The true story, of course, was rather different. At 8.44 p.m. on 1 July
BENEDICT
reported that
GARBO
had gone missing.

ARABEL
did not turn up yesterday; he also has not appeared for daily meeting today … to avoid delay am sending reports which have not been sent by him.

The next day there was still no sign of
GARBO
and
BENEDICT
was showing signs of panic:

I fear that any investigations of the police or civil defence might turn out disastrous, as knowing his methods it is quite likely that he has gone off on some new track which has taken him to a prohibited area from where he cannot communicate.

On the evening of 7 July the Abwehr made a half-hearted attempt to calm
BENEDICT
, although the net result actually shows that a degree of panic had already set in at Madrid:

I am very much puzzled indeed about what you told me about
ARABEL
. Of course, it might be possible that he left London on a special mission, although it appears rather strange that in this case he should not have informed you. It is very difficult for me to advise you as there are a lot of details which I ignore as regards the inner construction of the service. I think the first condition is to keep calm and quiet and to give anything you undertake the fullest consideration. If the worst has happened and
ARABEL
has been arrested,
BENEDICT
must do what he can to save the service and take all measures to protect its members and prevent clues of any kind from falling into the hands of the police.

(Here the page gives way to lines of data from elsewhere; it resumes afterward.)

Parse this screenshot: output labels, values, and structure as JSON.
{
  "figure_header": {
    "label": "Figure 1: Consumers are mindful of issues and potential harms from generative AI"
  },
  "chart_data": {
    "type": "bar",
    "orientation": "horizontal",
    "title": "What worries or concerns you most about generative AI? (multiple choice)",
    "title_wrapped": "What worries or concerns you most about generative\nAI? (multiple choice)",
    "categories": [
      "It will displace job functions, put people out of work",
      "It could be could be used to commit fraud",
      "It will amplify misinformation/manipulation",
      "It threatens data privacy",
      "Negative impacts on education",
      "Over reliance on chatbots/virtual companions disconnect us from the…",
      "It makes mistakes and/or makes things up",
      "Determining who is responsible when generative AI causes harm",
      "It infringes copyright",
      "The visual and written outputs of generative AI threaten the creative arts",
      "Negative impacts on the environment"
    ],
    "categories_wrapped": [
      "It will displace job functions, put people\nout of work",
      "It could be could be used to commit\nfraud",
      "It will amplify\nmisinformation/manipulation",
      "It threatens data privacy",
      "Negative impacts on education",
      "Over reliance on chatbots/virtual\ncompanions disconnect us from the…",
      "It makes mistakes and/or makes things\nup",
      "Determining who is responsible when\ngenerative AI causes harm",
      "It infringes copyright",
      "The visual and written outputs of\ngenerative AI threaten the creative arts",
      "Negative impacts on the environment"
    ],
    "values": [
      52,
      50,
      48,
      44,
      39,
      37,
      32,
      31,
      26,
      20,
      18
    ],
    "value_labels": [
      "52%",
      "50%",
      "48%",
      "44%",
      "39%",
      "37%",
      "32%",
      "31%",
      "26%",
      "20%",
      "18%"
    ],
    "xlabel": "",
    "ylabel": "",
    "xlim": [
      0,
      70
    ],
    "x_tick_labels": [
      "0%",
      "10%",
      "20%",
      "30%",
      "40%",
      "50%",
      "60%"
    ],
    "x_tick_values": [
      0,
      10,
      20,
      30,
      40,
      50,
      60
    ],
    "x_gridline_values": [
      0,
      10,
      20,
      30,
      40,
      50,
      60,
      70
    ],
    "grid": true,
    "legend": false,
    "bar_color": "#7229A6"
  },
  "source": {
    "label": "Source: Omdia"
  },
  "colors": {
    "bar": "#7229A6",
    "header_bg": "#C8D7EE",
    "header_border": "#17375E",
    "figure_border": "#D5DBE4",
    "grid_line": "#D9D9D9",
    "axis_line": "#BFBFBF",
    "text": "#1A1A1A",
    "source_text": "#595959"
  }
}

While Charles Haines was taking down this message from Madrid, Tommy Harris was preparing
BENEDICT
’s next text, which included a reference to ‘red documentation’, the Abwehr jargon for forged diplomatic papers:

Widow reports alarming news just learnt. Police went to Taplow today to investigate and collect red documentation.
ARABEL
was arrested on Tuesday. No details known. Consider situation critical. Am immediately breaking communications to and from all agents.

It was not until 12 July that the Abwehr were put out of their misery by
BENEDICT
:

Widow just reported surprising news that
ARABEL
was released on the 10th and is back at his hotel … My instructions from him are to give
ARABEL
ten days’ holiday and return
immediately
to Glasgow and await orders there.

GARBO
himself waited a further two days before writing a
typically
dramatic account of his arrest and detention in a letter, his twenty-first, containing the home secretary’s apology. The Abwehr acknowledged it in a radio message received on 23 July, which instructed him to ‘cease all investigations of the new weapon’ forthwith:

In my possession all your documents announced. Shocked by the story of your detention. We send cordial
congratulations
for your liberation. The security of yourself and of the service requires a prolongation of the period of complete inactivity on your part, without any contact with
collaborators
. For urgent and important military information,
BENEDICT
should be able to take charge of communicating with us.